Tools of the trade: Why I prefer Nisus Writer
Word processing isn’t the most amazing thing a Mac can do. But back in 1991, it was a word processor called Nisus that convinced me to buy my first Mac, because there was nothing like it for PCs. Nisus was my primary application for years, and now—after more than a decade in which it was all but useless to me—this app (now called Nisus Writer Pro) is back on my A-list. Here’s why I’ve re-adopted it, and why I think more people should consider it.
The everything tool
You could say I have a bit of history with Nisus Writer. After learning about Nisus in grad school, I became a user, then a fan, and then a trainer. I later got a part-time job working for the developer, Nisus Software, and eventually became the product manager for Nisus Writer. (So, disclaimer: I worked for the company from 1994 to 1997.) And my first real book, published while I was still an employee, was called The Nisus Way. It was written both about and with Nisus Writer.
Back in the day, Nisus Writer was known as a specialist in multilingual word processing. It was also a favorite of academics, lawyers, scientists, and novelists. In addition to all the usual word-processing features, it had the most advanced find-and-replace capability I’d ever seen, an extensive macro language, and outstanding customizability. (One of my favorite features was sequential multi-key shortcuts—so, for example, you could assign the key combo Command-S-C-A to Save Copy As.)
Nisus also pioneered unlimited Undo and Redo and noncontiguous text selection, two features that are commonplace today. And it offered capabilities like multiple, editable clipboards; highly flexible automatic numbering and cross-referencing; and a full suite of graphics tools. I thought of it not as a word processor but as a programmable everything tool.
The dark years
I would have been happy keeping Nisus Writer as my main writing tool indefinitely. But despite its many virtues, the Nisus Writer of the late 1990s lacked change-tracking and comments, which publishers and business users alike had by then come to depend on in Word. I could open and save Word documents in Nisus Writer, but because tracked changes and comments didn’t survive the round trip, I was forced to use Word for most of my writing.
I actively disliked Word as a tool for writing books, and each version seemed to get more cumbersome. Apple’s Pages was an improvement in some ways, but every time I used either app, I felt as though I were living in a time warp—word processing was to me considerably more awkward than it had been a decade earlier.
Back to Nisus Writer
Things turned around in 2011 with the release of Nisus Writer Pro 2.0. This was the first version of Nisus Writer to include both change-tracking and comments, plus most of my favorite features from Nisus Writer Classic and a bunch of new capabilities. All of a sudden I had my old toolkit back, in a modern package. It was as though I’d been limited to a machete and an open fire for all my cooking needs, and then walked into a fully equipped restaurant kitchen. In the years since, it has grown even more capable and reliable.
Eventually Take Control Books switched its entire operation over to Nisus Writer Pro, and I’ve already used it to write half a dozen books, plus new editions of several older titles. As an author, I can’t overstate how much Nisus Writer Pro improves not only my productivity but also my attitude toward writing. It’s fun again, and I no longer feel as though I must constantly fight with my word processor.

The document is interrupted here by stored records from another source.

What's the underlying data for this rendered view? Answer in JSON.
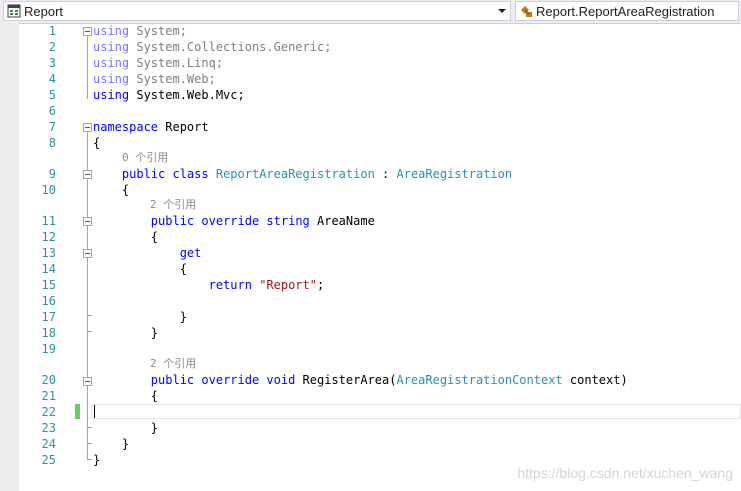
{
  "nav": {
    "left": {
      "icon": "csharp-project-icon",
      "label": "Report"
    },
    "right": {
      "icon": "class-member-icon",
      "label": "Report.ReportAreaRegistration"
    }
  },
  "editor": {
    "line_numbers": [
      "1",
      "2",
      "3",
      "4",
      "5",
      "6",
      "7",
      "8",
      "9",
      "10",
      "11",
      "12",
      "13",
      "14",
      "15",
      "16",
      "17",
      "18",
      "19",
      "20",
      "21",
      "22",
      "23",
      "24",
      "25"
    ],
    "codelens": [
      {
        "before_line": 9,
        "text": "0 个引用"
      },
      {
        "before_line": 11,
        "text": "2 个引用"
      },
      {
        "before_line": 20,
        "text": "2 个引用"
      }
    ],
    "lines": [
      [
        [
          "dim-kw",
          "using"
        ],
        [
          "dim",
          " System;"
        ]
      ],
      [
        [
          "dim-kw",
          "using"
        ],
        [
          "dim",
          " System.Collections.Generic;"
        ]
      ],
      [
        [
          "dim-kw",
          "using"
        ],
        [
          "dim",
          " System.Linq;"
        ]
      ],
      [
        [
          "dim-kw",
          "using"
        ],
        [
          "dim",
          " System.Web;"
        ]
      ],
      [
        [
          "kw",
          "using"
        ],
        [
          "pl",
          " System.Web.Mvc;"
        ]
      ],
      [],
      [
        [
          "kw",
          "namespace"
        ],
        [
          "pl",
          " Report"
        ]
      ],
      [
        [
          "pl",
          "{"
        ]
      ],
      [
        [
          "pl",
          "    "
        ],
        [
          "kw",
          "public"
        ],
        [
          "pl",
          " "
        ],
        [
          "kw",
          "class"
        ],
        [
          "pl",
          " "
        ],
        [
          "typ",
          "ReportAreaRegistration"
        ],
        [
          "pl",
          " : "
        ],
        [
          "typ",
          "AreaRegistration"
        ]
      ],
      [
        [
          "pl",
          "    {"
        ]
      ],
      [
        [
          "pl",
          "        "
        ],
        [
          "kw",
          "public"
        ],
        [
          "pl",
          " "
        ],
        [
          "kw",
          "override"
        ],
        [
          "pl",
          " "
        ],
        [
          "kw",
          "string"
        ],
        [
          "pl",
          " AreaName"
        ]
      ],
      [
        [
          "pl",
          "        {"
        ]
      ],
      [
        [
          "pl",
          "            "
        ],
        [
          "kw",
          "get"
        ]
      ],
      [
        [
          "pl",
          "            {"
        ]
      ],
      [
        [
          "pl",
          "                "
        ],
        [
          "kw",
          "return"
        ],
        [
          "pl",
          " "
        ],
        [
          "str",
          "\"Report\""
        ],
        [
          "pl",
          ";"
        ]
      ],
      [],
      [
        [
          "pl",
          "            }"
        ]
      ],
      [
        [
          "pl",
          "        }"
        ]
      ],
      [],
      [
        [
          "pl",
          "        "
        ],
        [
          "kw",
          "public"
        ],
        [
          "pl",
          " "
        ],
        [
          "kw",
          "override"
        ],
        [
          "pl",
          " "
        ],
        [
          "kw",
          "void"
        ],
        [
          "pl",
          " RegisterArea("
        ],
        [
          "typ",
          "AreaRegistrationContext"
        ],
        [
          "pl",
          " context)"
        ]
      ],
      [
        [
          "pl",
          "        {"
        ]
      ],
      [],
      [
        [
          "pl",
          "        }"
        ]
      ],
      [
        [
          "pl",
          "    }"
        ]
      ],
      [
        [
          "pl",
          "}"
        ]
      ]
    ]
  },
  "watermark": "https://blog.csdn.net/xuchen_wang",
  "colors": {
    "keyword": "#0000ff",
    "type": "#2b91af",
    "string": "#a31515",
    "line_number": "#2b91af",
    "dimmed": "#808080"
  }
}
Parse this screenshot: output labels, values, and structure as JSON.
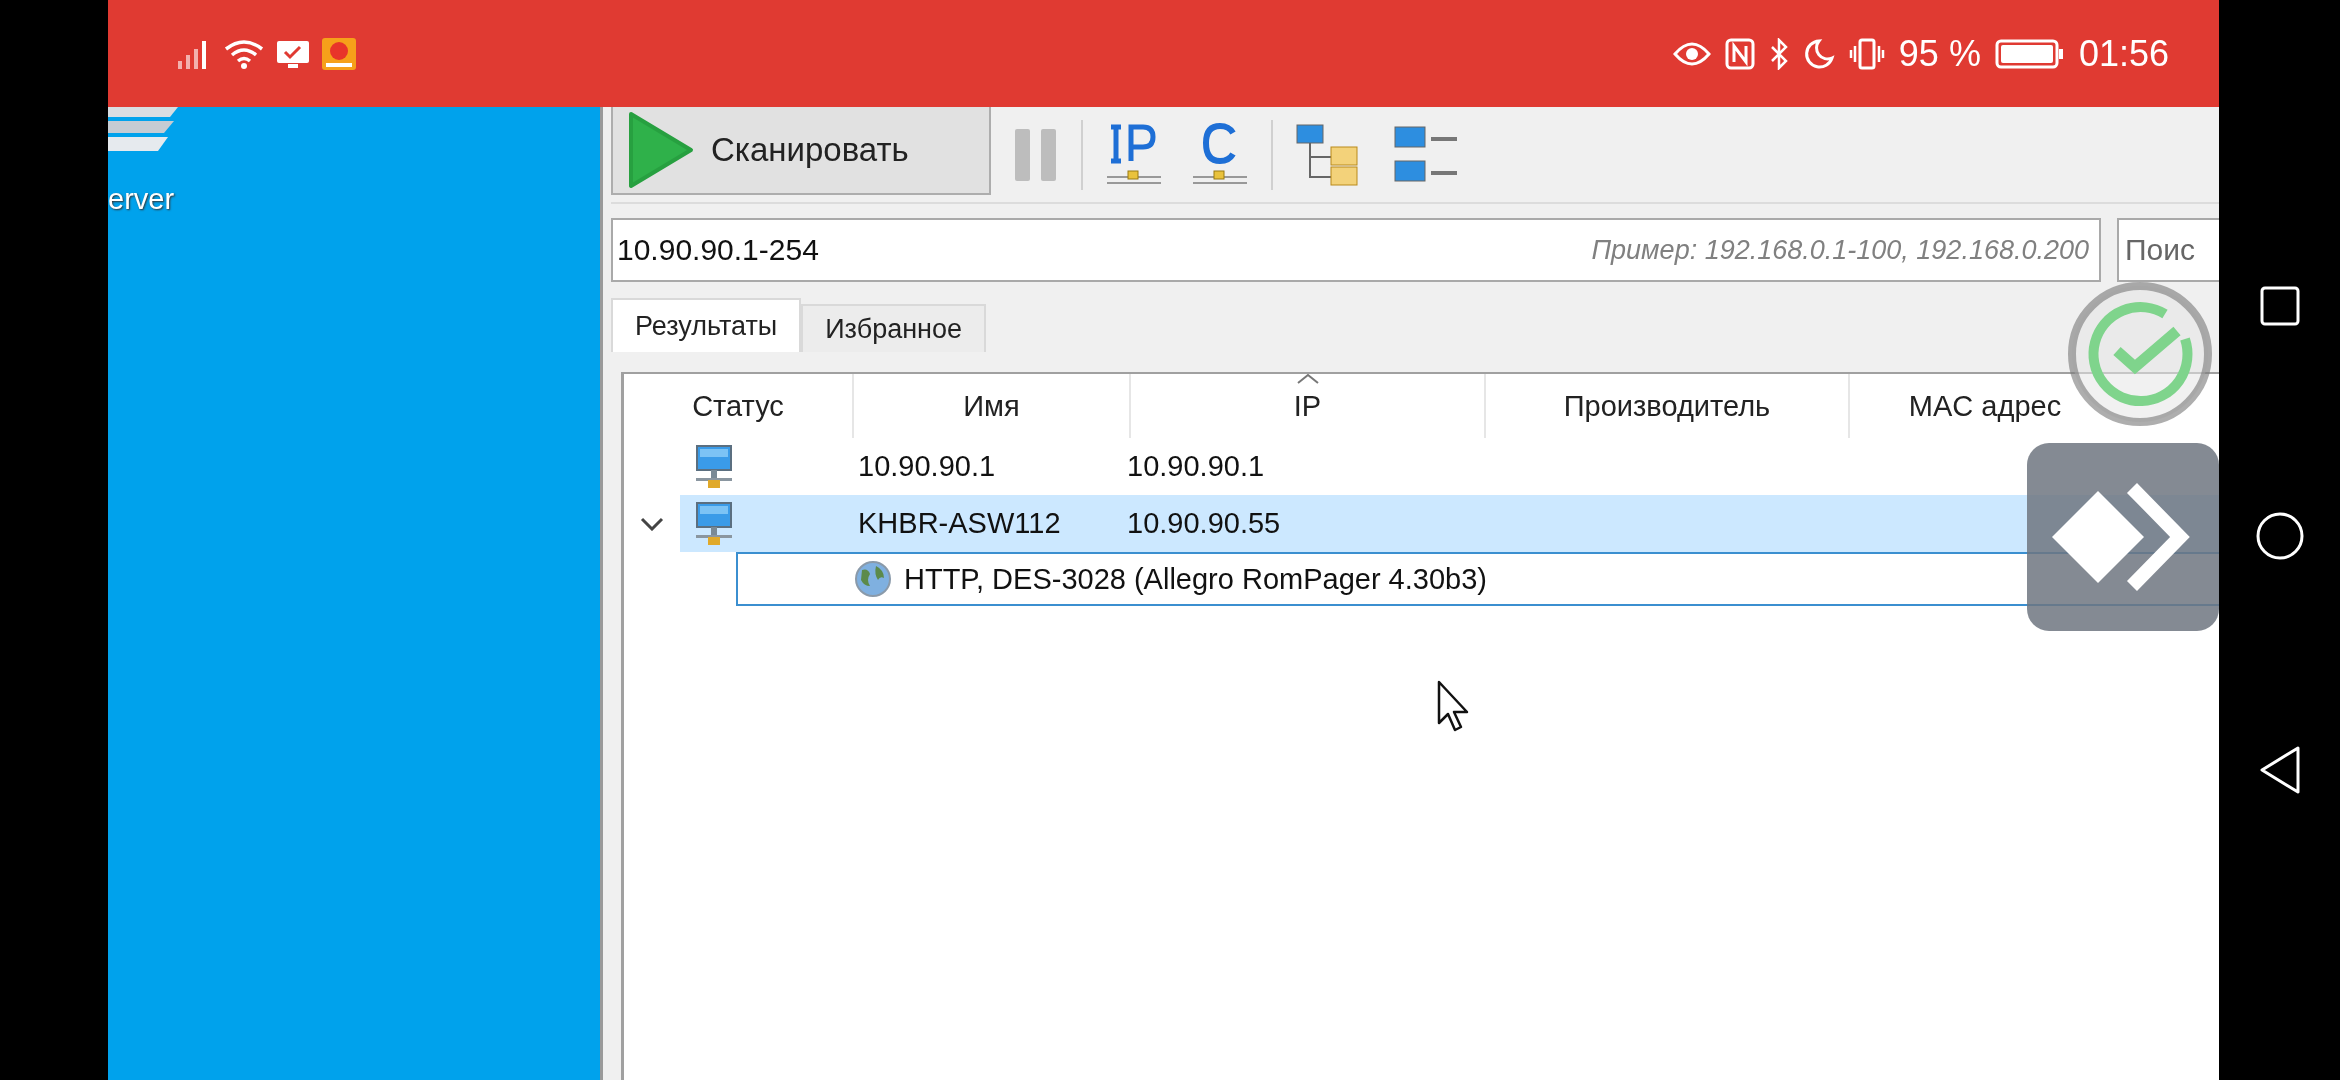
{
  "status_bar": {
    "battery": "95 %",
    "time": "01:56"
  },
  "desktop": {
    "icon_label": "erver"
  },
  "toolbar": {
    "scan_button": "Сканировать"
  },
  "range_field": {
    "value": "10.90.90.1-254",
    "hint": "Пример: 192.168.0.1-100, 192.168.0.200"
  },
  "search_field": {
    "placeholder": "Поис"
  },
  "tabs": [
    {
      "label": "Результаты",
      "selected": true
    },
    {
      "label": "Избранное",
      "selected": false
    }
  ],
  "table": {
    "columns": [
      {
        "label": "Статус",
        "sorted": false
      },
      {
        "label": "Имя",
        "sorted": false
      },
      {
        "label": "IP",
        "sorted": true
      },
      {
        "label": "Производитель",
        "sorted": false
      },
      {
        "label": "MAC адрес",
        "sorted": false
      }
    ],
    "rows": [
      {
        "name": "10.90.90.1",
        "ip": "10.90.90.1",
        "selected": false
      },
      {
        "name": "KHBR-ASW112",
        "ip": "10.90.90.55",
        "selected": true,
        "expanded": true,
        "children": [
          {
            "text": "HTTP, DES-3028 (Allegro RomPager 4.30b3)"
          }
        ]
      }
    ]
  }
}
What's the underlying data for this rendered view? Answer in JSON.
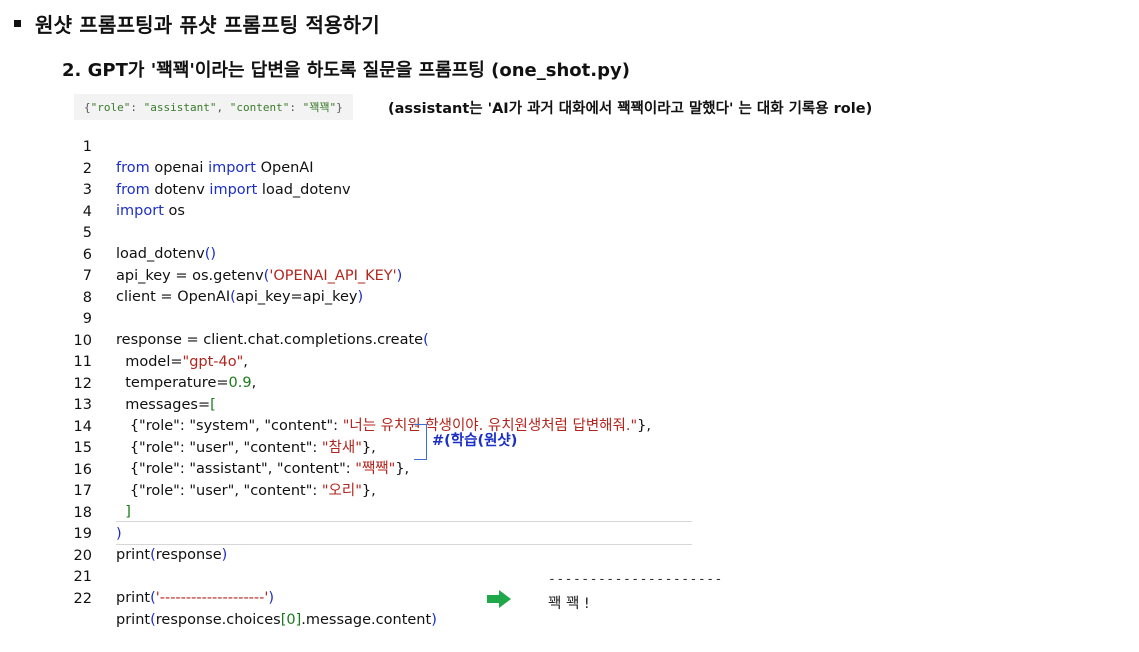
{
  "title": "원샷 프롬프팅과 퓨샷 프롬프팅 적용하기",
  "subtitle": "2. GPT가 '꽥꽥'이라는 답변을 하도록 질문을 프롬프팅 (one_shot.py)",
  "snippet": {
    "open": "{",
    "role_key": "\"role\"",
    "role_val": "\"assistant\"",
    "content_key": "\"content\"",
    "content_val": "\"꽥꽥\"",
    "close": "}"
  },
  "note": "(assistant는 'AI가 과거 대화에서 꽥꽥이라고 말했다' 는 대화 기록용 role)",
  "code_lines": [
    {
      "n": "1"
    },
    {
      "n": "2"
    },
    {
      "n": "3"
    },
    {
      "n": "4"
    },
    {
      "n": "5"
    },
    {
      "n": "6"
    },
    {
      "n": "7"
    },
    {
      "n": "8"
    },
    {
      "n": "9"
    },
    {
      "n": "10"
    },
    {
      "n": "11"
    },
    {
      "n": "12"
    },
    {
      "n": "13"
    },
    {
      "n": "14"
    },
    {
      "n": "15"
    },
    {
      "n": "16"
    },
    {
      "n": "17"
    },
    {
      "n": "18"
    },
    {
      "n": "19"
    },
    {
      "n": "20"
    },
    {
      "n": "21"
    },
    {
      "n": "22"
    }
  ],
  "code": {
    "l1": [
      "from",
      " openai ",
      "import",
      " OpenAI"
    ],
    "l2": [
      "from",
      " dotenv ",
      "import",
      " load_dotenv"
    ],
    "l3": [
      "import",
      " os"
    ],
    "l5": [
      "load_dotenv",
      "()"
    ],
    "l6": [
      "api_key = os.getenv",
      "(",
      "'OPENAI_API_KEY'",
      ")"
    ],
    "l7": [
      "client = OpenAI",
      "(",
      "api_key=api_key",
      ")"
    ],
    "l9": [
      "response = client.chat.completions.create",
      "("
    ],
    "l10": [
      "  model=",
      "\"gpt-4o\"",
      ","
    ],
    "l11": [
      "  temperature=",
      "0.9",
      ","
    ],
    "l12": [
      "  messages=",
      "["
    ],
    "l13": [
      "   {\"role\": \"system\", \"content\": ",
      "\"너는 유치원 학생이야. 유치원생처럼 답변해줘.\"",
      "},"
    ],
    "l14": [
      "   {\"role\": \"user\", \"content\": ",
      "\"참새\"",
      "},"
    ],
    "l15": [
      "   {\"role\": \"assistant\", \"content\": ",
      "\"짹짹\"",
      "},"
    ],
    "l16": [
      "   {\"role\": \"user\", \"content\": ",
      "\"오리\"",
      "},"
    ],
    "l17": [
      "  ]"
    ],
    "l18": [
      ")"
    ],
    "l19": [
      "print",
      "(",
      "response",
      ")"
    ],
    "l21": [
      "print",
      "(",
      "'--------------------'",
      ")"
    ],
    "l22": [
      "print",
      "(",
      "response.choices",
      "[0]",
      ".message.content",
      ")"
    ]
  },
  "annotation": "#(학습(원샷)",
  "output": {
    "dashes": "---------------------",
    "result": "꽥 꽥 !"
  },
  "colors": {
    "keyword": "#1b2fc7",
    "string": "#b3261e",
    "number": "#1a7a1a",
    "arrow": "#1fa84a"
  }
}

That’s not to say Nisus Writer Pro is perfect. We’ve had to work around various bugs and limitations, but the macro language is sufficiently rich that I can frequently use it to solve my own problems, and I can go further by extending the app with entirely new features. Nisus Software has also been extremely responsive to our bug reports and feature requests—an advantage of being a small, agile team.
It’s all about the words
I spend nearly all my work hours generating or editing text, and what I need most is a tool that lets me search, manipulate, reformat, and, you know, process that text any which way—quickly and painlessly. That’s where Nisus Writer’s power-user tools come in.
The find-and-replace feature I mentioned earlier is a prime example. It lets you describe search patterns using regular expressions, a powerful system for matching and replacing strings of characters. It also lets you apply styles to arbitrary portions of find and replace expressions, not just to the entire expression as in Word or Pages. For example, you could search for any capitalized word in italics surrounded by words in bold, and change the font of just the italic word, all in one operation.
If you’re writing long books, academic papers, or other complex documents, that’s the sort of capability (just one among many) that may save you countless hours of tedious work. And it’s why I can’t recommend Nisus Writer Pro strongly enough as a tool for people who use their words to make a living. It may not have the name recognition of Word or Pages. But, for me, it has something more important: word-processing power.